Dengan kasar Ali melemparkan ponselnya ke atas ranjang. Deru nafasnya terdengar kasar, mati-matian Ali berusaha menahan gejolak emosinya. Jika bukan karena kasih sayangnya yang terlalu besar pada Tantenya itu mungkin sudah sejak dulu Ali memutuskan hubungan persaudaraan di antara mereka.
Ali benar-benar tidak suka jika urusannya terlalu dicampuri meskipun itu oleh Tantenya sendiri, wanita yang sudah menyelamatkan dirinya dulu, merawat dirinya hingga dia bisa seperti sekarang tapi tetap saja Ali tidak suka jika Tantenya mulai ikut campur apalagi sampai mengatur kehidupannya seperti ini.
Menyebalkan!
Ali melemparkan handuknya ke sembarang arah dengan tubuh liatnya yang di hiasi otot-otot kekar hasil nge-gym yang selama ini rutin dia lakukan. Dengan tubuh telanjangnya Ali bergerak menuju lemari lalu mulai mengenakan helai demi helai pakaian untuk menutupi keseksian tubuhnya terutama bagian bokongnya yang begitu keras dan padat.

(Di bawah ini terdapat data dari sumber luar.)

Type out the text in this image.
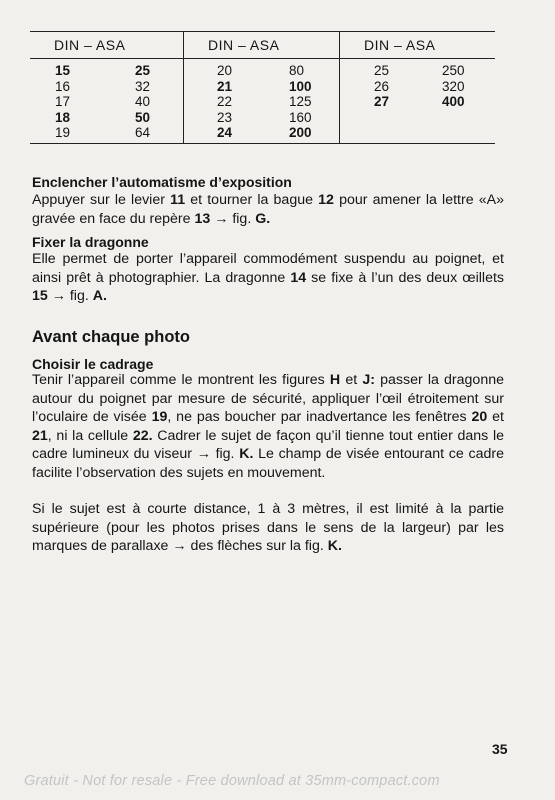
DIN – ASA
15	25
16	32
17	40
18	50
19	64
DIN – ASA
20	80
21	100
22	125
23	160
24	200
DIN – ASA
25	250
26	320
27	400
Enclencher l’automatisme d’exposition
Appuyer sur le levier 11 et tourner la bague 12 pour amener la lettre «A» gravée en face du repère 13 → fig. G.
Fixer la dragonne
Elle permet de porter l’appareil commodément suspendu au poignet, et ainsi prêt à photographier. La dragonne 14 se fixe à l’un des deux œillets 15 → fig. A.
Avant chaque photo
Choisir le cadrage
Tenir l’appareil comme le montrent les figures H et J: passer la dragonne autour du poignet par mesure de sécurité, appliquer l’œil étroitement sur l’oculaire de visée 19, ne pas boucher par inadvertance les fenêtres 20 et 21, ni la cellule 22. Cadrer le sujet de façon qu’il tienne tout entier dans le cadre lumineux du viseur → fig. K. Le champ de visée entourant ce cadre facilite l’observation des sujets en mouvement.
Si le sujet est à courte distance, 1 à 3 mètres, il est limité à la partie supérieure (pour les photos prises dans le sens de la largeur) par les marques de parallaxe → des flèches sur la fig. K.
35
Gratuit - Not for resale - Free download at 35mm-compact.com
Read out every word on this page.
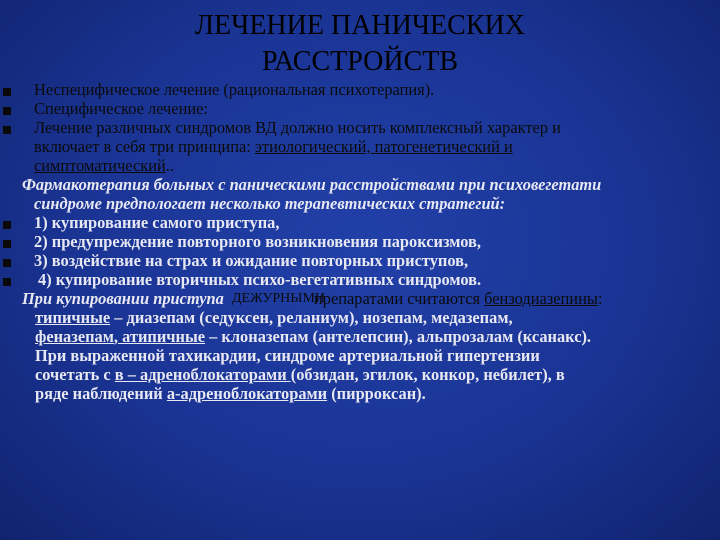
ЛЕЧЕНИЕ ПАНИЧЕСКИХ
РАССТРОЙСТВ
Неспецифическое лечение (рациональная психотерапия).
Специфическое лечение:
Лечение различных синдромов ВД должно носить комплексный характер и
включает в себя три принципа: этиологический, патогенетический и
симптоматический..
Фармакотерапия больных с паническими расстройствами при психовегетати
синдроме предпологает несколько терапевтических стратегий:
1) купирование самого приступа,
2) предупреждение повторного возникновения пароксизмов,
3) воздействие на страх и ожидание повторных приступов,
4) купирование вторичных психо-вегетативных синдромов.
При купировании приступа ДЕЖУРНЫМИ
препаратами считаются бензодиазепины:
типичные – диазепам (седуксен, реланиум), нозепам, медазепам,
феназепам, атипичные – клоназепам (антелепсин), альпрозалам (ксанакс).
При выраженной тахикардии, синдроме артериальной гипертензии
сочетать с в – адреноблокаторами (обзидан, эгилок, конкор, небилет), в
ряде наблюдений а-адреноблокаторами (пирроксан).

Saat sedang mengenakan kemejanya ponselnya kembali berdering dan kali ini Ali mengabaikannya saja. Dia tidak peduli pada siapapun yang berniat menganggu dirinya.
Namun deringan ponsel itu tak kunjung berhenti hingga membuat Ali berdecak kesal dengan segala umpatan yang keluar dari mulutnya Ali melangkah menuju ranjang lalu meraih ponselnya dan bersiap mengamuk pada siapa saja yang menganggu dirinya.
Sialan!
"Baji-- APA?!"
**
Dengan tergesa nyaris kesetanan Ali mengemudikan mobilnya, dia benar-benar menahan diri untuk tidak mengumpat saat ini.

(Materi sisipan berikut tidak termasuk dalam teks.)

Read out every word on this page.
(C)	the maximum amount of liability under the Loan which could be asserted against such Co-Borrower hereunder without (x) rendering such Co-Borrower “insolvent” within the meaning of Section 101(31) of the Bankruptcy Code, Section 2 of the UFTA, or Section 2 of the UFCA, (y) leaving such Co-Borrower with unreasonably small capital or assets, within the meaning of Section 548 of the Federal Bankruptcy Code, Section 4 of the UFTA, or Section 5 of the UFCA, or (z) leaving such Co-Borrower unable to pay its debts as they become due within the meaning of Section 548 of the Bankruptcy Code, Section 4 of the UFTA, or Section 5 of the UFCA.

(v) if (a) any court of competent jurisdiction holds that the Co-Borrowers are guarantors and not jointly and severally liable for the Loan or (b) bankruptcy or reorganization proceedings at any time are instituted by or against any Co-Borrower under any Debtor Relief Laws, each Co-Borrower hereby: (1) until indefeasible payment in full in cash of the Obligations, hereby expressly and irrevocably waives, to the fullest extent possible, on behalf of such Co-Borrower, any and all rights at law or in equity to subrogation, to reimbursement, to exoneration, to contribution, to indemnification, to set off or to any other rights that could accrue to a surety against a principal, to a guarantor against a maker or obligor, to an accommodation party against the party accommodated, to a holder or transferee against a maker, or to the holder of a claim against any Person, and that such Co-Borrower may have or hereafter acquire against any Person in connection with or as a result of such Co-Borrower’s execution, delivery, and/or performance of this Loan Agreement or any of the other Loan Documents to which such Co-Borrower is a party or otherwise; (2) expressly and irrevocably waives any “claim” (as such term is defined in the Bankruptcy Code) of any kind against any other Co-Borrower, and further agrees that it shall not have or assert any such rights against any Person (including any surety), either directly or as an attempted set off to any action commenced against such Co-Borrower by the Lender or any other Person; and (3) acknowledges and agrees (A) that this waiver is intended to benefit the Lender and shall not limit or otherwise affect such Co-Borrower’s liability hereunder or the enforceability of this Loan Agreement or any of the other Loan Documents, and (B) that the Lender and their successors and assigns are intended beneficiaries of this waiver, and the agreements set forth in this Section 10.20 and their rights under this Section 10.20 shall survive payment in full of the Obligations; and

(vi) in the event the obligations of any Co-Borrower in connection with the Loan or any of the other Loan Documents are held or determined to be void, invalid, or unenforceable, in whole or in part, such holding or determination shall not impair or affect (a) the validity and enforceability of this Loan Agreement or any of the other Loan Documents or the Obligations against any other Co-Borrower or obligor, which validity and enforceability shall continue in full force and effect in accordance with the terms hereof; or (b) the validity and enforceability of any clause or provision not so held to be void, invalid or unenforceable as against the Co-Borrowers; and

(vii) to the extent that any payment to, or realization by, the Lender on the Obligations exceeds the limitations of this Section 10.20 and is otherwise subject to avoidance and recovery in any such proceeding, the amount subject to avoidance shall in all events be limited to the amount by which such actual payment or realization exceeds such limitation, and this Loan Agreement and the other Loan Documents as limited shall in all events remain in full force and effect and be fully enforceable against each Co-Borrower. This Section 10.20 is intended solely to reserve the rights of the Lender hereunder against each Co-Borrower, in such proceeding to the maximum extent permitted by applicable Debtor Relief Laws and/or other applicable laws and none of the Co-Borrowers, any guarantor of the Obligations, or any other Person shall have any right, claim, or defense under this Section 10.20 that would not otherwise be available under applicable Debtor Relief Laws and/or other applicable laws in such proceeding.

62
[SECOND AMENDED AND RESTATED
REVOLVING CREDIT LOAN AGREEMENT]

Miranda -Anak angkat Tante Dewi- kembali terlibat perkelahian dengan pria yang dia kencani.
Ali ingin lepas tangan tapi mengingat Mira yang sedang mengandung saat ini membuat Ali tidak bisa diam saja. Benar, sebebas itulah pergaulan Mira sampai membuat Ali frustasi karenanya.
Dan lebih sialannya lagi pria yang menghamili Miranda adalah Doni, saudara tiri Ali.
Ali dan Tante Dewi sama-sama sibuk dengan pekerjaan mereka hingga lalai menjaga Miranda sampai semuanya hancur seperti ini. Ali menyayangi Miranda jelas sebagai seorang Kakak dia jelas menyayangi Adiknya meskipun tanpa ikatan darah tapi Ali dan Miranda dibesarkan bersama-sama oleh Tante Dewi hingga mereka saling menyayangi.
Drttt.. Drrtt...
"Heum!"
"Miranda benar-benar dalam masalah besar."
"Aku akan segera tiba di sana." Kata Ali dingin. Yang menghubungi dirinya adalah Bila teman dekat Miranda, adiknya.
Ali memutuskan sambungan telfonnya lalu kembali menekan pedal gasnya membelah jalanan yang mulai padat menjelang malam hari.
Di lain mobil, ada Prilly yang duduk gelisah di dalam mobil yang dikemudikan oleh Aldo. Soni menahan dirinya supaya tidak terlihat kesakitan dia tidak ingin membuat putrinya khawatir.
Aldo ikut meringis pelan ketika melihat rembesan darah yang keluar dari tangan Soni namun dia berupaya fokus sepenuhnya pada jalanan yang mulai padat didepan mereka.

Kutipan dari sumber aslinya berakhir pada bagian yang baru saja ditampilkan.